Data Science

Diabetes Risk Analysis & Population Segmentation

Calibrated two-stage diabetes screening, clustering, and explainability on CDC BRFSS survey data

77%

At-Risk Recall

0.810

Screening ROC-AUC

0.738

Balanced Accuracy

The Problem

Diabetes affects over 37 million Americans, with an estimated 96 million more in a prediabetic state, yet early screening tools remain blunt instruments. The CDC's Behavioral Risk Factor Surveillance System (BRFSS) captures self-reported health indicators from 253,680 respondents (229,781 after deduplication) across demographics, lifestyle, and clinical factors, but the data presents serious modeling challenges. The target variable has three classes (no diabetes, prediabetes, diabetes) with severe imbalance: 83.8% of respondents report no diabetes, while prediabetes accounts for just 2% of observations. Beyond classification, public health practitioners need to understand which risk factors drive predictions and whether distinct population risk segments exist that could inform targeted intervention strategies.

Approach

Rather than forcing a single model to handle the full three-class problem, the pipeline uses a two-stage decomposition. Stage 1 is a binary screen (at-risk vs. no diabetes) using L2-regularized logistic regression with RandomUnderSampler to address class imbalance, tuned via Optuna over 60 trials with balanced accuracy as the primary objective. Stage 2 takes the at-risk population and attempts to distinguish prediabetes from diabetes using XGBoost with RUSBoost, though this stage faces the hardest separation in the dataset. Both stages use probability calibration (sigmoid and isotonic) fitted on held-out validation data. For explainability, four complementary methods are applied: SHAP beeswarm plots for global feature attribution, LIME for local instance-level explanations, permutation importance for model-agnostic feature ranking, and logistic regression coefficients for direct interpretability. On the unsupervised side, K-Means clustering (k=4, selected via elbow and silhouette analysis) identifies population risk segments from the feature space, validated post-hoc against actual diabetes prevalence rates. DBSCAN and hierarchical clustering serve as comparison methods. Association rule mining via Apriori surfaces co-occurring risk factor patterns.

Results

Stage 1 reached 0.810 ROC-AUC, 0.738 balanced accuracy, and 77% recall for at-risk screening on the held-out test set. K-Means found four population segments with diabetes prevalence ranging from 13.0% to 27.2% and strong stability across seeds (ARI 0.984), while SHAP and permutation importance consistently highlighted general health, high blood pressure, high cholesterol, BMI, and age as the strongest risk drivers, with clear directionality in the SHAP beeswarm (e.g., high BMI and older age push predictions toward diabetes). Prediabetes-versus-diabetes separation remained materially harder (Stage 2 balanced accuracy: 0.590; final hard-gated three-class: 0.510, vs. 0.49 for a single-model baseline), which supports positioning the project as a screening and segmentation tool rather than a diagnostic classifier. All metrics are reported on held-out test data with calibration validated separately.

Figures

SHAP beeswarm plot showing feature importance and directionality for diabetes class predictions — Fig. 1 — SHAP beeswarm plot for the Diabetes class showing per-feature impact on model output. General health, high blood pressure, BMI category, and high cholesterol are the top drivers, with clear directionality: high BMI and older age push predictions toward diabetes, while higher education and income are protective.
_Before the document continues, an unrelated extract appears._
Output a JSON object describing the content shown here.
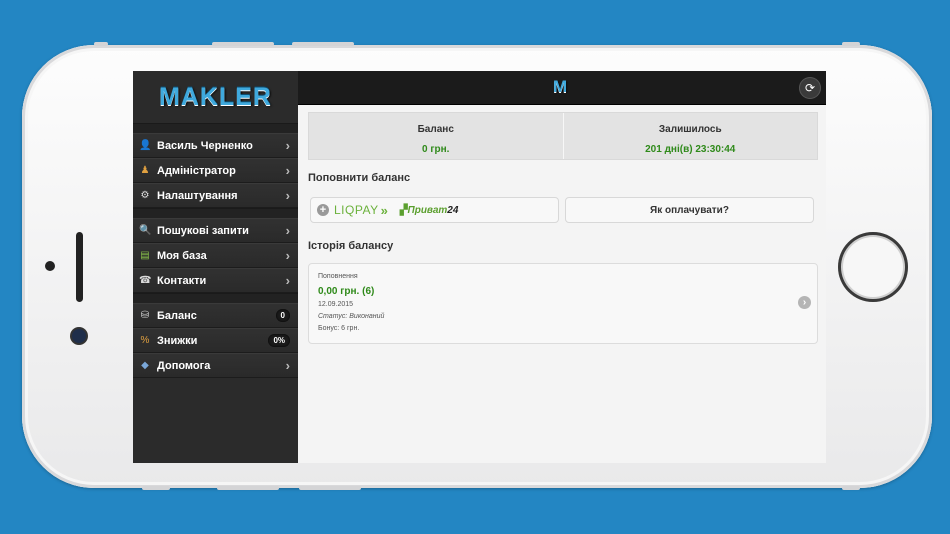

Scatter plot of four K-Means clusters projected onto first two principal components — Fig. 2 — K-Means clusters (k=4) projected into 2D PCA space (~74.5% variance explained by PC1 + PC2). The four segments separate along the first two components, with cluster assignment validated post-hoc against actual diabetes prevalence.

Chart showing diabetes prevalence rates across four K-Means clusters ranging from 13.0% to 27.2% — Fig. 3 — Diabetes prevalence by K-Means cluster (post-hoc validation). Cluster 1 has the highest diabetes rate (27.2%) — more than double Cluster 0 (13.0%) — demonstrating that the unsupervised segmentation captures clinically meaningful risk structure.